Venezuela has been nothing but good to Saint Lucia since 2000, especially vis-à-vis the USA, when it comes to practical delivery of benefits that directly touch people.

The Caribbean island that gave birth to Venezuela’s National Independence Hero and former Governor of Eastern Venezuela, Jean Baptiste Bideau — also a naval captain and confidante of Simon Bolivar who once saved Bolivar’s life and died fighting in defense of Venezuela’s sovereignty against Spanish invaders — benefitted greatly from Venezuela under both Presidents Hugo Chavez and Nicolas Maduro between 2000 and 2016.

More than US $10 Million was directly donated to Saint Lucia through the ALBA Bank for funding social programs between 2011 and 2016, with thousands of free laptop computers for students and teachers and dozens of scholarships for local students as the island started the transition to computerization of education.

Venezuela also donated and constructed three brand new bridges (in Dennery and Vieux Fort) and enlarged the major Sans Souci Bridge in Castries, while also assuring constant support for the Saint Lucia School of Music – and much more…

All was well between Castries and Caracas until regime change visited Castries and Washington, respectively, in 2016 — and especially after President Trump entered the White House in January 2017.

Saint Lucia has since 2016 incrementally increased its isolation of and political distancing from Venezuela, not accepting the credentials of the new ambassador, literally hand-cuffing its Embassy’s ability to operate here and eventually causing Caracas to close shop in Saint Lucia under the collective local effects of the host government’s unwillingness to dance and the deadly US sanctions.

Then, earlier this year, Saint Lucia quietly pulled-out of the ALBA group.

Monday’s statement is the most direct spit-in-the-face for Venezuela from the Caribbean member-states involved that benefitted greatly from Caracas’ regional largesse when times were better.

They have decided to stick to President Trump’s line of march, even in the face of this being his last stand as US Commander-in-Chief.

But Washington’s political allies in Venezuela having boycotted the poll long before a date was even set, Sunday’s election turned out to be much more participatory than the US presidential poll on November 3: more than14,000 candidates registered to run for 277 contested seats, representing 107 political parties – 98 opposing and only nine supporting Maduro.

With 83% counted electronically shortly after polls closed on Sunday night, the PSUV-led Grand Patriotic Alliance had officially won 67% — enough to guarantee a sizeable majority in the National Assembly.

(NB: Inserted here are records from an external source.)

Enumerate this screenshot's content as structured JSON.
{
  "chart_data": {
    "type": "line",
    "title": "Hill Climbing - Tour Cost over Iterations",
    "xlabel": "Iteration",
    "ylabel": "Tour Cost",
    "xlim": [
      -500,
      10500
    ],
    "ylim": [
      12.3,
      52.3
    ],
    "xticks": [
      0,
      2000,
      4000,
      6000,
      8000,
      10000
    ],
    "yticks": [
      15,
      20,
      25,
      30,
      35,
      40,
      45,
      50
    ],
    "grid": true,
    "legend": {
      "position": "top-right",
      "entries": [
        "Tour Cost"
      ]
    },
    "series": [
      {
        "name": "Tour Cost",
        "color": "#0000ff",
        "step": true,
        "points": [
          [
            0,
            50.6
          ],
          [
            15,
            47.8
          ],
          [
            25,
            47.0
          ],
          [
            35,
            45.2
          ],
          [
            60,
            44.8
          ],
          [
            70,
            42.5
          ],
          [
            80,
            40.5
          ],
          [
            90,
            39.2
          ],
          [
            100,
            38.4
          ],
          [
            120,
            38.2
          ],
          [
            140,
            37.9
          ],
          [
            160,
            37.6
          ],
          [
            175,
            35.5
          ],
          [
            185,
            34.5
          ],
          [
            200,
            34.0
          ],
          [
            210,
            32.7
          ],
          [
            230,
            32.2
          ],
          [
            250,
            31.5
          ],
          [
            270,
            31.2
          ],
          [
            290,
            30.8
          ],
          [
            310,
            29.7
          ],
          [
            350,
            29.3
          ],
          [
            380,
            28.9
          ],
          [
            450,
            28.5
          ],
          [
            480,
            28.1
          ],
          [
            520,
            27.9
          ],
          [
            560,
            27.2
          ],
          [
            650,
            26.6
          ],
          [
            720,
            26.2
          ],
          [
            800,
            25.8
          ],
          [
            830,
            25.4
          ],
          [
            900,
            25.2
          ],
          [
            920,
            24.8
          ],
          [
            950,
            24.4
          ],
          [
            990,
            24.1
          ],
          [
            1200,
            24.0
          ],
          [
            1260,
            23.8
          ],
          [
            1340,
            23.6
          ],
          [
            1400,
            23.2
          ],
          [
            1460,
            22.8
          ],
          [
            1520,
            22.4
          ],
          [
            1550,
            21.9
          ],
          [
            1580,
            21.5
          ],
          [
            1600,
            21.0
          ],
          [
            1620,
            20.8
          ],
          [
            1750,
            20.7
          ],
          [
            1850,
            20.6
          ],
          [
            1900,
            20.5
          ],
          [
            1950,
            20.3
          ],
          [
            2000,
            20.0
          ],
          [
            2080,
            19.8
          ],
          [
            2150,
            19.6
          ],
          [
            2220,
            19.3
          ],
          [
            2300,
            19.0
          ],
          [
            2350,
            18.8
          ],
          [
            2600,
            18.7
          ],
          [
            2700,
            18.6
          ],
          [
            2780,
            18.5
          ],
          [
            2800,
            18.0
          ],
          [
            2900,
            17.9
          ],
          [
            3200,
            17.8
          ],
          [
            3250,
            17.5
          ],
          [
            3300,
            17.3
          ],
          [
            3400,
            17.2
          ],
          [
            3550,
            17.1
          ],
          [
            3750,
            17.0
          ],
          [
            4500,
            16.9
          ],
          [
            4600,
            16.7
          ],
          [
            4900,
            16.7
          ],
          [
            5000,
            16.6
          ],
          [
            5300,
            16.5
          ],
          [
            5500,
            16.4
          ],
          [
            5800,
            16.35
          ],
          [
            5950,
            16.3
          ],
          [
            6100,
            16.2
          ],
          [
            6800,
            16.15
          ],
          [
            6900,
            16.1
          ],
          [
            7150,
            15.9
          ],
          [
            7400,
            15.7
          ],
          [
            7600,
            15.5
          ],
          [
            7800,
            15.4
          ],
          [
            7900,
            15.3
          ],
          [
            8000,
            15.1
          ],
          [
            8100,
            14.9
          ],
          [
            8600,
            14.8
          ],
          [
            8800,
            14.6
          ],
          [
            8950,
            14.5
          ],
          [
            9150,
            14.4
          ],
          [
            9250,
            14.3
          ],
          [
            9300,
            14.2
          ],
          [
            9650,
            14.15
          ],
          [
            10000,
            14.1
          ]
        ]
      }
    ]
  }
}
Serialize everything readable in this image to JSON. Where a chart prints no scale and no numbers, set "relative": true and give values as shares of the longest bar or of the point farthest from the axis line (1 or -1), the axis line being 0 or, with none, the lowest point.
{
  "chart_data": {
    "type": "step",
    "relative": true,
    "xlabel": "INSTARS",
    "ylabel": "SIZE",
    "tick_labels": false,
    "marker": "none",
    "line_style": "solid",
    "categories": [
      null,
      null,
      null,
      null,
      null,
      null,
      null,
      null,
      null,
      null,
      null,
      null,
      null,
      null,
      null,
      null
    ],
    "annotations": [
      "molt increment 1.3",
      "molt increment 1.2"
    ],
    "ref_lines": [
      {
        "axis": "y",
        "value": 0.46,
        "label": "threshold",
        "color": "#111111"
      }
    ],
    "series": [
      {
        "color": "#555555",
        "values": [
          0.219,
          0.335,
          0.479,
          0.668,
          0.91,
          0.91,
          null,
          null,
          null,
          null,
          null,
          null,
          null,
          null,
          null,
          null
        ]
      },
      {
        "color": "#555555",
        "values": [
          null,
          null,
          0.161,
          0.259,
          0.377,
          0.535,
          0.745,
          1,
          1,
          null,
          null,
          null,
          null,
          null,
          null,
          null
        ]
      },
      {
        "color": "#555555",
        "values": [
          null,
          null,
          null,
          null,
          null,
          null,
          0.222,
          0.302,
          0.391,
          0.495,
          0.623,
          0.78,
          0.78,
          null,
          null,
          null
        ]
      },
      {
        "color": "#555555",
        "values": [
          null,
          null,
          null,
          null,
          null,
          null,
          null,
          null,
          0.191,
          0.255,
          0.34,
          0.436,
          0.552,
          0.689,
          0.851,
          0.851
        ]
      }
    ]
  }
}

The US has tried unsuccessfully to use the refugee crisis that its sanctions manufactured to drive a wedge between Venezuela and its neighboring CARICOM friends, especially Trinidad & Tobago.

The Trump White House, in less than three years,  imposed over 150 sanctions to force Venezuela into political submission through everything from starvation to denial of medical supplies – and long before COVID-19 — while at the same time dividing CARICOM through selective invitations to private presidential summits and parleys, in exchange for security and investment promises that have yet again failed to bear anything but bitter lemons.

With President Trump still in office until January 20, Venezuela cannot say, even think, that its election victory has pulled it out of the woods.

But while still under the US radar, Maduro has Sunday’s impressive widely-observed election results to wave (which cannot be erased by mere expected condemnation), while the CARICOM nations that condemned it still have absolutely nothing to show.